De commissie beoordeelt de zakelijke kwaliteit als voldoende. IFFR heeft in 2022 een verstrekkende reorganisatie doorgevoerd waarbij een groot deel van de programmeurs zijn vervangen. Hoewel het doel van deze herstructurering helder staat omschreven en inderdaad heeft geleid tot een zakelijk geslaagde editie, mist de commissie reflectie met betrekking tot de gevolgen van de herstructurering voor de continuïteit van het festival. Het feit dat IFFR de openbare discussie rondom de herstructurering in haar aanvraag niet adresseert vindt de commissie een omissie. Onder meer vanwege de prioriteit die IFFR noemt: “We realiseren en onderhouden een duurzame, diverse en inclusieve organisatie met een transparant bestuur en heldere managementstructuren, een robuuste planning, eerlijke werkwijze en open communicatie.” De commissie had hierbij ook een reflectie verwacht op de consequenties voor de festivalorganisatie van de herstructurering en de publieke controverse.
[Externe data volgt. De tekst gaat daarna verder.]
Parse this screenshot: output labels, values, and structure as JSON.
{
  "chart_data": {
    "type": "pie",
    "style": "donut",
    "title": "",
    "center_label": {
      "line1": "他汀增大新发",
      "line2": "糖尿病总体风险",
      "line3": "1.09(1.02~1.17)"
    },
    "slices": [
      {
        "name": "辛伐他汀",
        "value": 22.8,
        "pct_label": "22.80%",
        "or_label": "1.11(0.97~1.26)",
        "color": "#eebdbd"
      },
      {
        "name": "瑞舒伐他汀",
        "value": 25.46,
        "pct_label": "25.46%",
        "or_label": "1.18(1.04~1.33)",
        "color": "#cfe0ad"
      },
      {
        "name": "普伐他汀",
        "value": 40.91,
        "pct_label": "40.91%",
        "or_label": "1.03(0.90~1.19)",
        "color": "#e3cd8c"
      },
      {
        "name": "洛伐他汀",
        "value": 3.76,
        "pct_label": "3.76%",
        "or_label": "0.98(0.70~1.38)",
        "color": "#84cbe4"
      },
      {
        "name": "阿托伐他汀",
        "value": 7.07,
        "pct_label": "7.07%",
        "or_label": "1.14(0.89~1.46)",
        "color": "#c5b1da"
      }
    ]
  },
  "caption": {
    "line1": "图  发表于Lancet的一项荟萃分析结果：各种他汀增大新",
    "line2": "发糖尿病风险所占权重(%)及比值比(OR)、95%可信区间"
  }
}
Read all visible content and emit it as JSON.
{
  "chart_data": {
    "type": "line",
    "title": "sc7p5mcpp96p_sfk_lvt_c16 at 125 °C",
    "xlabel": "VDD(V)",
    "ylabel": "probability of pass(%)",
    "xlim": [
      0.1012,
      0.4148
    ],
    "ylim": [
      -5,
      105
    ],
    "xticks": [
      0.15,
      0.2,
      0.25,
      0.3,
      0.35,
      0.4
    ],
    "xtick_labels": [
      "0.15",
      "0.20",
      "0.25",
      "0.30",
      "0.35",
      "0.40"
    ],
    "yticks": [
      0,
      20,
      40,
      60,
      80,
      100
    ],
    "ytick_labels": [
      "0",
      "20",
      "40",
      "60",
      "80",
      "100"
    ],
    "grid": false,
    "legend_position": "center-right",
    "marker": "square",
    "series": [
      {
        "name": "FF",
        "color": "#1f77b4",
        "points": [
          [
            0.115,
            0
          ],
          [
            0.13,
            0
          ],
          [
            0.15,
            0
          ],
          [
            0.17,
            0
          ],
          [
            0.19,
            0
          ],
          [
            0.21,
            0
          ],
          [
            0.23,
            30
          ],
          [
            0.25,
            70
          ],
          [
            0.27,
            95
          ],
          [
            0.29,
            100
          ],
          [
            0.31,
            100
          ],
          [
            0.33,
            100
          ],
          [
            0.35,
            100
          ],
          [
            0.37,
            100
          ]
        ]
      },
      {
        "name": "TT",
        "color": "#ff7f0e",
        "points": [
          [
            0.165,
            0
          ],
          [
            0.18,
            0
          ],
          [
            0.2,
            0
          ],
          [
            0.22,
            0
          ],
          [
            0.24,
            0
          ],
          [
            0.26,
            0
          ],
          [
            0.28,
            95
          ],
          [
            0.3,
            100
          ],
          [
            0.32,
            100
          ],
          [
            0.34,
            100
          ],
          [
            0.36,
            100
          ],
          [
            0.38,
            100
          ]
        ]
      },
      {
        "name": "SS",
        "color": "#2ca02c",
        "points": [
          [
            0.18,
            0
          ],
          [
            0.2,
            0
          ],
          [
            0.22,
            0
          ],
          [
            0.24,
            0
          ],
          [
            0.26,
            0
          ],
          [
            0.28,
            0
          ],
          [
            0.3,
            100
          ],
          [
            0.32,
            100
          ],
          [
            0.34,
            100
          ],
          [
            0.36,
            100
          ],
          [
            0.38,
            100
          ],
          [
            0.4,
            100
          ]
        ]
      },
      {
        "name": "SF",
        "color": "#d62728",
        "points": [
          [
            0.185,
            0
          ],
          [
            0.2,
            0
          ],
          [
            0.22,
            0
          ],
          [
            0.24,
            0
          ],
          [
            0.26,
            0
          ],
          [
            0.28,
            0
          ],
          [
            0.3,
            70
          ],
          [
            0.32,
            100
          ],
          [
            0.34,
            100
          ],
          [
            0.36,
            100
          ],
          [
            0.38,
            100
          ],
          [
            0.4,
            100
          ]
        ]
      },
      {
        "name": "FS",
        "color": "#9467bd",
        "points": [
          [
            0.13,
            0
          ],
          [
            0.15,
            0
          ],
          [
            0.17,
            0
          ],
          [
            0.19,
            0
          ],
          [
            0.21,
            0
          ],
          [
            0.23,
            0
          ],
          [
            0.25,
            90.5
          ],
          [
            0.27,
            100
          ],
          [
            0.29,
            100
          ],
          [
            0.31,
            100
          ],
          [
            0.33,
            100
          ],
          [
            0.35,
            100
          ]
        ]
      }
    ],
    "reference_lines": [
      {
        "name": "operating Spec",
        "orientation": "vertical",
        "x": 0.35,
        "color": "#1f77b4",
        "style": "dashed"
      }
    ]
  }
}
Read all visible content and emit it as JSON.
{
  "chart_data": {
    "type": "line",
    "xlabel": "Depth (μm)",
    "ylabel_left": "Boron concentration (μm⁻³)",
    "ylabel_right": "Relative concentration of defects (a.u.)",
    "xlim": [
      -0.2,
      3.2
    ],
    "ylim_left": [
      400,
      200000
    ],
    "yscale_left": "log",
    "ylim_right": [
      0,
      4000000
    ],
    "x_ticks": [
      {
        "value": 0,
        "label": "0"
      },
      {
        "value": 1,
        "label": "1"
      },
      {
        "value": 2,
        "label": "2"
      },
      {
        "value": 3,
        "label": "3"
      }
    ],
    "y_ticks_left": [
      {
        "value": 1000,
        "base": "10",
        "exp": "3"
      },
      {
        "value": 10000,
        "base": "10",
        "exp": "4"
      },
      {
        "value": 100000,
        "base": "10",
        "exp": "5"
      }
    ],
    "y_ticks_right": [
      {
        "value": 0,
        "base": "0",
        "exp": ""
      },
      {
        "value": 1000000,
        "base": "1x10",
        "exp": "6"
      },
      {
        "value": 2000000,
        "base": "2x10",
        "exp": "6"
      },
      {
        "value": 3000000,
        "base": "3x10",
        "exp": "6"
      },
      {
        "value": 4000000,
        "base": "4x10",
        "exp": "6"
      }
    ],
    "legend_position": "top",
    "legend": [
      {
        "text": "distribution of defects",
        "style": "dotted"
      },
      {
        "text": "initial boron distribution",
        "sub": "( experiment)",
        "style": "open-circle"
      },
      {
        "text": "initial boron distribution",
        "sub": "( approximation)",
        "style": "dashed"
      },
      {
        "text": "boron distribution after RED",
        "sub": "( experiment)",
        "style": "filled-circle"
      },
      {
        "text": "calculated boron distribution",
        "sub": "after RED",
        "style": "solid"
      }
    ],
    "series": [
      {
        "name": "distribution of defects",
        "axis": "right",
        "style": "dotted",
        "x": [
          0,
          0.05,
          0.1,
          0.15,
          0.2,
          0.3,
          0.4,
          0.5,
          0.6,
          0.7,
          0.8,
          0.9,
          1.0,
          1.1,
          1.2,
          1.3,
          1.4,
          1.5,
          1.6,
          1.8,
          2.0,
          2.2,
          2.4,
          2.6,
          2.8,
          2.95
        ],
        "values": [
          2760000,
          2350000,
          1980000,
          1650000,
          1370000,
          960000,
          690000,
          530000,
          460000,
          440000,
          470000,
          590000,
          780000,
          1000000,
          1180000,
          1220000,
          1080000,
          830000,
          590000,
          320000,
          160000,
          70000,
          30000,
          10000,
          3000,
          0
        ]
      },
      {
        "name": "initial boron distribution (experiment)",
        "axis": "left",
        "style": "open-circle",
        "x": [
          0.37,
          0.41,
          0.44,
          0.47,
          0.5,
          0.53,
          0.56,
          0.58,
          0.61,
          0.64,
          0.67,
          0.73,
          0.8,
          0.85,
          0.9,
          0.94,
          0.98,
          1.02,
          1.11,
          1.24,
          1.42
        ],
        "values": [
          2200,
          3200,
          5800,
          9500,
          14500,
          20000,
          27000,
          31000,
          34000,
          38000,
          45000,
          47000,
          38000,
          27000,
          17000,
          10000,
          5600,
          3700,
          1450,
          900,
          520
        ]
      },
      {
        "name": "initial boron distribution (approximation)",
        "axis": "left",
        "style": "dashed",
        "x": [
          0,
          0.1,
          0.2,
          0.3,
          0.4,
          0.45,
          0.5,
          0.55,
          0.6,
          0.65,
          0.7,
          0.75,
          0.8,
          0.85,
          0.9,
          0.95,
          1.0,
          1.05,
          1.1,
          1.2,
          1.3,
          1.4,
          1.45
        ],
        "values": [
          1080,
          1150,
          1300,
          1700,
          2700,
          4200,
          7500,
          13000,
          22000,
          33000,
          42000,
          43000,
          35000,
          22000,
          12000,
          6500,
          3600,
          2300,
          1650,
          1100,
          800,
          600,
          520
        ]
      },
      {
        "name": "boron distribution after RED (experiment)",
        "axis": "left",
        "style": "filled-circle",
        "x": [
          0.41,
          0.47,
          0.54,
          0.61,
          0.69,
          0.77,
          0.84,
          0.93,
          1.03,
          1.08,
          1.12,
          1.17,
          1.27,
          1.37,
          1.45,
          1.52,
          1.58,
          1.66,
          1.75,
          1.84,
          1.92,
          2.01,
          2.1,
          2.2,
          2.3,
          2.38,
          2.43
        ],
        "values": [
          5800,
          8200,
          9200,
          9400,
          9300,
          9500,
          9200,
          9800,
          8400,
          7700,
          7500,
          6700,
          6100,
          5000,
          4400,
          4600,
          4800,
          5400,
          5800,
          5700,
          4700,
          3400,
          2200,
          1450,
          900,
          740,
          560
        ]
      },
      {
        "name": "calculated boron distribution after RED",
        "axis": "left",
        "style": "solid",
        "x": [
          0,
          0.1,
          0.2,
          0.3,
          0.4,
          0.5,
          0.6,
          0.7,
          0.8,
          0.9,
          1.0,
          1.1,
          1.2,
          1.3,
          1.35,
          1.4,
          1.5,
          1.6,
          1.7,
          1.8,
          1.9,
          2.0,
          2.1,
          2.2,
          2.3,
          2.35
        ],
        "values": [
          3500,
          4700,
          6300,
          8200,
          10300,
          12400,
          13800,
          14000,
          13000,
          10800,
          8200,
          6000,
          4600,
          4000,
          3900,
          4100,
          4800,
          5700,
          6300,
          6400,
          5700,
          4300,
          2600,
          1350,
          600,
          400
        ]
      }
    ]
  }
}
IFFR heeft zich financieel goed staande weten te houden tijdens een aantal turbulente jaren. De doorgevoerde schaalverkleining en hernieuwde financieel-organisatorische visie getuigen van ‘realiteitszin’ en hebben tot een positief financieel resultaat geleid. Hoewel door de hoge kosten in het kader van de herstructurering het buffervermogen en ook de liquiditeitspositie punten van aandacht zijn, kan de stichting terugvallen op een sterk financieel trackrecord. De begroting sluit goed aan op de plannen en de begroting is naar behoren onderbouwd en geeft blijk van een reële/haalbare ontwikkeling. Alles overziend biedt de begroting voldoende financiële basis om vertrouwen te hebben in een gezonde financiële bedrijfsvoering in de toekomst. In de voorgaande jaren ontving IFFR relatief hoge met covid samenhangende bijdragen en subsidies. Deze vervallen de komende jaren. Dat IFFR uitgaat van een lagere begroting getuigt van realiteitszin. Met meerjarensubsidies van het ministerie van OCW en de gemeente Rotterdam beschikt IFFR over een financieel fundament. De stichting kan terugvallen op een sterk financieel trackrecord. De begroting sluit goed aan op de plannen, is naar behoren onderbouwd en geeft blijk van een reële ontwikkeling. Positief is bovendien dat IFFR naar een gelijkblijvend omzetaandeel eigen inkomsten streeft. Hoewel IFFR in sterke mate afhankelijk is van subsidies, is deze afhankelijkheid stabiel. De algehele indruk is dat de stichting zich in voldoende mate inspant om cofinanciering te vinden.

Geadviseerd bedrag

De commissie adviseert om het subsidieniveau van 2024 te handhaven.